Check the basics. The mapping table should live separately from the application, ordinary logs, and analytics dashboards. Every reverse-lookup request should have an owner, a reason, and a time limit. The service should reveal only the needed fields, not the entire customer profile. The audit trail should be kept by a separate system, where records cannot be quietly deleted or rewritten. And one more practical point: the administrator must be able to remove access immediately, without a long approval chain or manual workarounds.

There is another check that is often skipped. The team should run a mock incident review at least once. The scenario can be simple: someone found another person’s IIN in the request log, and the task is to understand whose request it was and who saw the data. Time the exercise, assign an investigation owner, and go all the way to access revocation. If people spend a long time searching for the mapping table, arguing about the right to reveal data, or failing to confirm the audit trail, the setup is not ready yet.

A good result looks simple: within 15 to 20 minutes, the team already knows who approves de-anonymization, which fields the system will reveal, and where the trace of each action will remain.

What to do next

Do not leave this setup for "later." Reversible pseudonymization fails not because of cryptography, but because of bad rules: it is unclear where the mapping table lives, who opens access, and how long the decoded data exists.

Start with a short 1-2 page policy. It only needs to cover four things: who creates pseudonyms, where the mapping table is stored, who approves reverse lookup, and how quickly the team must close access after an incident review. If this is missing, employees will start making decisions on the fly, and that almost always leads to extra data exposure.

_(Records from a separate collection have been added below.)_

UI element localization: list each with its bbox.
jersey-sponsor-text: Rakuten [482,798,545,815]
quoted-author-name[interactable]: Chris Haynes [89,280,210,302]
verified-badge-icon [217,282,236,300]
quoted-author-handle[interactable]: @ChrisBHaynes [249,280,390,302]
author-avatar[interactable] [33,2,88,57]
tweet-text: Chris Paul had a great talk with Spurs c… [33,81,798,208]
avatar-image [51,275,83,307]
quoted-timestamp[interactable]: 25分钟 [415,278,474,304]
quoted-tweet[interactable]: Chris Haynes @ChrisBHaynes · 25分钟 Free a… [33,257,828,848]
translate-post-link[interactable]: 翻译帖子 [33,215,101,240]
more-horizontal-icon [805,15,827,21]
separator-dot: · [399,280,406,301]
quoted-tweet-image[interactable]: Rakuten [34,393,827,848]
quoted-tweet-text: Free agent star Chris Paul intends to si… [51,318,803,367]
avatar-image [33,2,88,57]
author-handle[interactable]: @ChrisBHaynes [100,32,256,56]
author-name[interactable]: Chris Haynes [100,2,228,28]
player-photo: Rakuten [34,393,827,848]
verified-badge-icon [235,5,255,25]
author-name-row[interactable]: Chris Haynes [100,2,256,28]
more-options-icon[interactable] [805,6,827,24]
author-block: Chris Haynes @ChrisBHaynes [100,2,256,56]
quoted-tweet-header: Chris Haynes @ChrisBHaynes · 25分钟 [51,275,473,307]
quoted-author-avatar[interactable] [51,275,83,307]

Then pick one incident type and test the setup in practice. Not the whole catalog of cases, just one clear example: a customer complaint, a disputed transaction, or a scoring error. This quickly shows where the process gets stuck — in approvals, logs, or access rights.

For a self-check, a short list is enough. The mapping table is stored separately from working data and analytics exports. Access to de-anonymization is granted not to admins "by habit," but to specific roles by request. Every reveal of source data goes into the audit trail with a reason and a time. After the review, the system works only with pseudonyms again.

After that, run a mock investigation. Take a test incident, let the team follow a real approval path, and then check the audit logs. They should show who requested access, who approved it, which records were opened, and when access was closed. If even one step cannot be reconstructed from the logs, the process is still rough.

Also check whether your data storage matches your industry and jurisdiction rules. For a bank, clinic, and government body, the requirements often differ in retention periods, data location, and log content. The general logic is the same, but the details change the implementation a lot.

If you are building LLM services, check the platform even more strictly. It should support PII masking, audit logs, and controlled data storage. In that context, you can look at AI Router: it supports PII masking, audit logs, and data storage inside Kazakhstan. But even in such a setup, the mapping table and the de-anonymization procedure are better moved into a separate environment with narrow access.

A good first result looks simple: one scenario, one policy, one mock investigation, and complete logs for it.